John menganalisa kemacetan yang semakin parah belakangan ini bisa disebabkan oleh ulah  “tangan-tangan tersembunyi” yang merencanakan kemacetan itu. “Dan oknum tangan tersembunyi itu harus dicari. Kenapa saya katakan ada tangan tersembunyi? Indikator yang paling konkrit, jumlah ruas jalan, misalnya 100 Km di Jakarta mau tidak mau berkurang 40 %. Akibat dari pola pengaturan ruas jalan di Jakarta, yang mengurangi luas jalan. Sehingga jalan yang mestinya jalur 2 arah, dijadikan 1 jalur. Akibatnya, jarak tempuh mulai dari rumah ke kantor itu jadi lambat dicapai.Seolah-olah ada seseorang yang merencanakan agar macet berat,” tukas Ketua Umum DPP Asosiasi Mediator Indonesia ini.

Salah satu jalan  di kawasan Cideng terdampak  proyek strategis nasional yang timbulkan kemacetan lalu lintas  

John juga mempertanyakan kemana anggaran pemerintah pusat bekerjasama dengan Pemprov DKI Jakarta yang digunakan untuk mengatasi kemacetan. “Dulu anggaran itu ada, tapi belakangan sudah tidak ada lagi. Sehingga Jakarta semakin bertambah macet. Dan anehnya semakin banyak rambu larangan bertaburan dimana-mana yang justru menimbulkan kemacetan baru. Ironisnya, adanya rambu-rambu itu justru membuat ketidaktertiban, makin banyak terjadi pelanggaran. Padahal, metode lalu lintas itu memiliki ciri khas, yaitu aman dan keselamatan terjaga. Bagaimana mau aman kalau macet?. Sebagai pengguna jalan saya pertanyakan, kenapa pengaturan lalin satu arah dan  bertebaran larangan di sejumlah jalan raya?. Bahkan ada beberapa ruas jalan ditutup agar tidak dilewati,”kritiknya.

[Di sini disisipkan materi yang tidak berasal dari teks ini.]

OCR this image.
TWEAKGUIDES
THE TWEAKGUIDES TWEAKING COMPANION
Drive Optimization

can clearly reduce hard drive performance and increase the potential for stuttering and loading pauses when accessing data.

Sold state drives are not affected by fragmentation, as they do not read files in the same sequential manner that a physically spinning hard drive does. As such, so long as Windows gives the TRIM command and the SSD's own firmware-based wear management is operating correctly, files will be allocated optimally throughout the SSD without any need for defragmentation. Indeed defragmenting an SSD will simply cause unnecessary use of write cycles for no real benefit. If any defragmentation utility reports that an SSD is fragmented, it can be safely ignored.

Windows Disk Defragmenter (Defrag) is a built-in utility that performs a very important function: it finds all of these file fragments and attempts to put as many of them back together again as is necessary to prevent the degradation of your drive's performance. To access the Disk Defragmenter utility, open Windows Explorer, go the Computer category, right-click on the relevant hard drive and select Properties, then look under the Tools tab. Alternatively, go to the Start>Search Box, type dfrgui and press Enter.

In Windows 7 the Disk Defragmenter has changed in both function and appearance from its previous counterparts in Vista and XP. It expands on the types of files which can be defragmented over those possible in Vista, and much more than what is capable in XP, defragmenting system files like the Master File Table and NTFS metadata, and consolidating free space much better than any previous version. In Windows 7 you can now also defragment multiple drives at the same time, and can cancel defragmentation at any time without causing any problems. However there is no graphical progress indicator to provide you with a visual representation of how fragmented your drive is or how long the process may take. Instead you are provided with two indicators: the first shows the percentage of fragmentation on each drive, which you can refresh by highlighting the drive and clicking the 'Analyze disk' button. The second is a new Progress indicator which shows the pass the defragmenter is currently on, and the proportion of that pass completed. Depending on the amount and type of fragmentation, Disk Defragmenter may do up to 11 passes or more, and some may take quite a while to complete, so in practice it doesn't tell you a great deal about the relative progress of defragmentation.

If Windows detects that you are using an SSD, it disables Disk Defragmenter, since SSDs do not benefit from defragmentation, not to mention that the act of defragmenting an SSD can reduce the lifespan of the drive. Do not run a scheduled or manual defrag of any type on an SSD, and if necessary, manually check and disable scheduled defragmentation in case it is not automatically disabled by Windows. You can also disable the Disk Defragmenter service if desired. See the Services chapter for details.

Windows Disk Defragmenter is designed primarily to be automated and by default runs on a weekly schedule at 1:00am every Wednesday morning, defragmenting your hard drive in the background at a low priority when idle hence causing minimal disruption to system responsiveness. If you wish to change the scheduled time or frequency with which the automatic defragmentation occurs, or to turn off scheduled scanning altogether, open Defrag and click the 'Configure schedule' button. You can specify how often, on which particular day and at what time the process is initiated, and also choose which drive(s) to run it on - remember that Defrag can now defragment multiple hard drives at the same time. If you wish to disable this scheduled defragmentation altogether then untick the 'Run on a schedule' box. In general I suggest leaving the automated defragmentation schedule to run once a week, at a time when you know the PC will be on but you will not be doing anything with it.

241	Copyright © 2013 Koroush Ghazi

Salah Satu Cara Atasi Kemacetan Jakarta Adalah Batasi Pembelian Kendaraan Murah

Sebagai pengamat kebijakan publik, John mengusulkan solusi efektif kepada pemerintah untuk mengatasi kemacetan. Pertama, pembelian mobil & motor dibatasi.  “Itu salah satu cara mengurangi penjualan kendaraan roda empat dan roda dua  dengan harga murah, serta menaikkan pajak kendaraan. Jadi kalau misalnya, 1 rumah boleh memiliki 1 mobil. Kalau punya 2 mobil, harus bayar pajak sebesar 30 % dari harga mobil. Nah kalau punya 3 mobil harus bayar pajak 50 % dari harga mobil. Dengan begitu, Masyarakat akan terbatas memiliki mobil dan lebih mudah diarahkan untuk naik angkutan umum.  Persoalannya, percuma moda transportasi bertambah seperti LRT,Trans Jkt, MRT, tetapi pertambahan kendaraan roda terus bertambah per tahun. Bayangkan, per tahun kendaraan per tahun bertambah 5000, sementara jalanan makin sempit. Apalagi belakangan diperparah dengan maraknya proyek Pembangunan yang justru mempersempit badan jalan, lalin semakin macet,” tandas John.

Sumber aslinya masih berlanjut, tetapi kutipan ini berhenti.